Hinter den Gardinen sind der Himmel und der Nebel und zwei Kuppeln zu sehen. Unter den Kuppeln wohnen Elefanten. Azar liebt Fische mehr. Wenn ein Gast aus dem Iran kommt, führt sie den zu ihnen.

Azar möchte noch im Bett bleiben. Aber der Kühlschrank ist leer. Sie muss auch zum Arzt. Sie hat niedrigen Blutdruck. Sie fühlt einen stechenden Schmerz in den Fußsohlen, ihre linke Hand ist oft steif, und dann dieser Brechreiz am Nachmittag.

Bevor sie einkauft, geht Azar zum Sozialamt. Sie bleibt vor der Tür Nummer 419 stehen. Ein Beamter kommt aus dem Raum Nummer 420 heraus und sagt zu ihr: »Bitte setzen Sie sich ins Wartezimmer.«

Azar geht auf das Fenster am Ende des engen Flurs zu und bleibt dort stehen. Es regnet. Azar schaut nicht in den Himmel. Sie weiß, dass er grau ist. Aber sie weiß nicht, ob sie das dunkle, nasse Himmelsgewölbe aushalten kann. Die Leute auf der Straße gehen unter nassen Regenschirmen und in bunten Regenmänteln.
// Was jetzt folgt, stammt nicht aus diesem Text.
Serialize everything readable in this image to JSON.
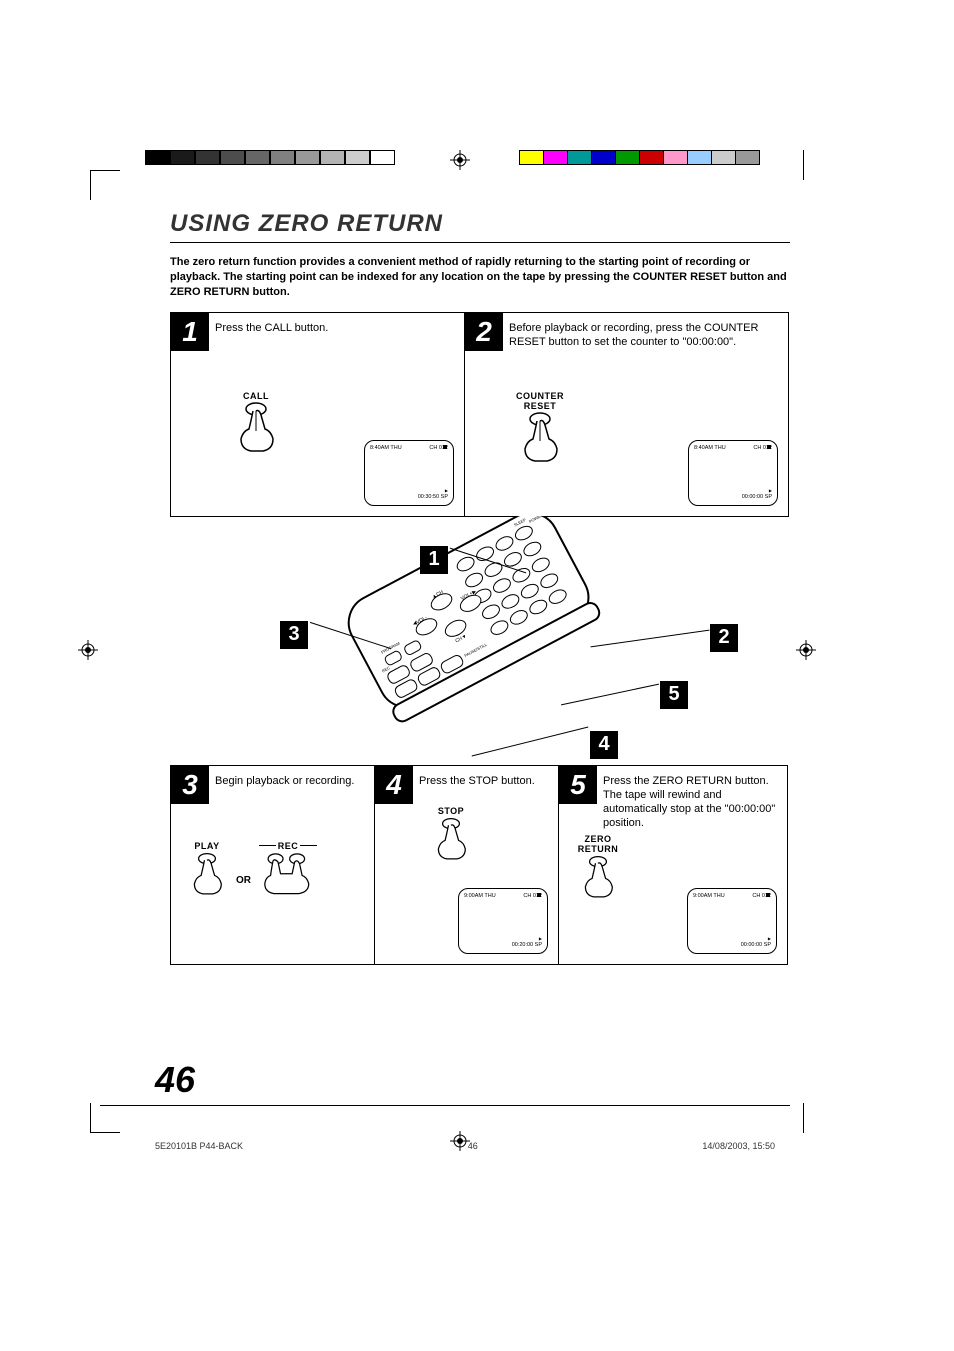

Außerdem sieht Azar eine hellgrüne Polizeinotrufsäule, einen roten Feuernotruf, einen dunkelgrünen Altglascontainer, einen blauen Altpapierbehälter und einen gelben Briefkasten. Sie sieht auch das unbeleuchtete Schaufenster eines Teppichgeschäfts und das grüne Dach eines Polizeiautos.

Ein Beamter kommt aus dem Raum Nummer 421 heraus und sagt zu ihr: »Bitte setzen Sie sich ins Wartezimmer.«

Azar setzt sich auf eine hölzerne Bank im Flur vor der Zahlstelle. Sie schaut nicht auf die anderen Leute. Fast jedes Mal trifft sie diese auf dieser Etage oder auf einer anderen. Sie haben es eilig, wenn sie zum Sozialamt gehen. Manche warten gar nicht auf den Aufzug und laufen die Treppe bis in die fünfte Etage hinauf. Sie sind alle wütend, wenn sie das Amt verlassen.

Anfangs beobachtete sie Azar. Sie waren unruhig und ungeduldig. Sie rauchten und schimpften ununterbrochen. Azar wusste, bald würde die angestaute Wut den gelb-blauen Schleim aus ihren Lungen treiben, würden sie zu husten beginnen, würden sie Speichel und Flüche gleichzeitig hinausschleudern. Anfangs wunderte sich Azar, dass sie die Muskeln an ihren Händen und Füßen, am Kopf und im Gesicht so heftig und so schnell bewegen konnten. Als sie aber eines Tages spürte, wie ihre Kiefermuskeln schmerzten, wunderte sie sich nicht mehr. Azar knirschte vor Wut immer mit den Zähnen.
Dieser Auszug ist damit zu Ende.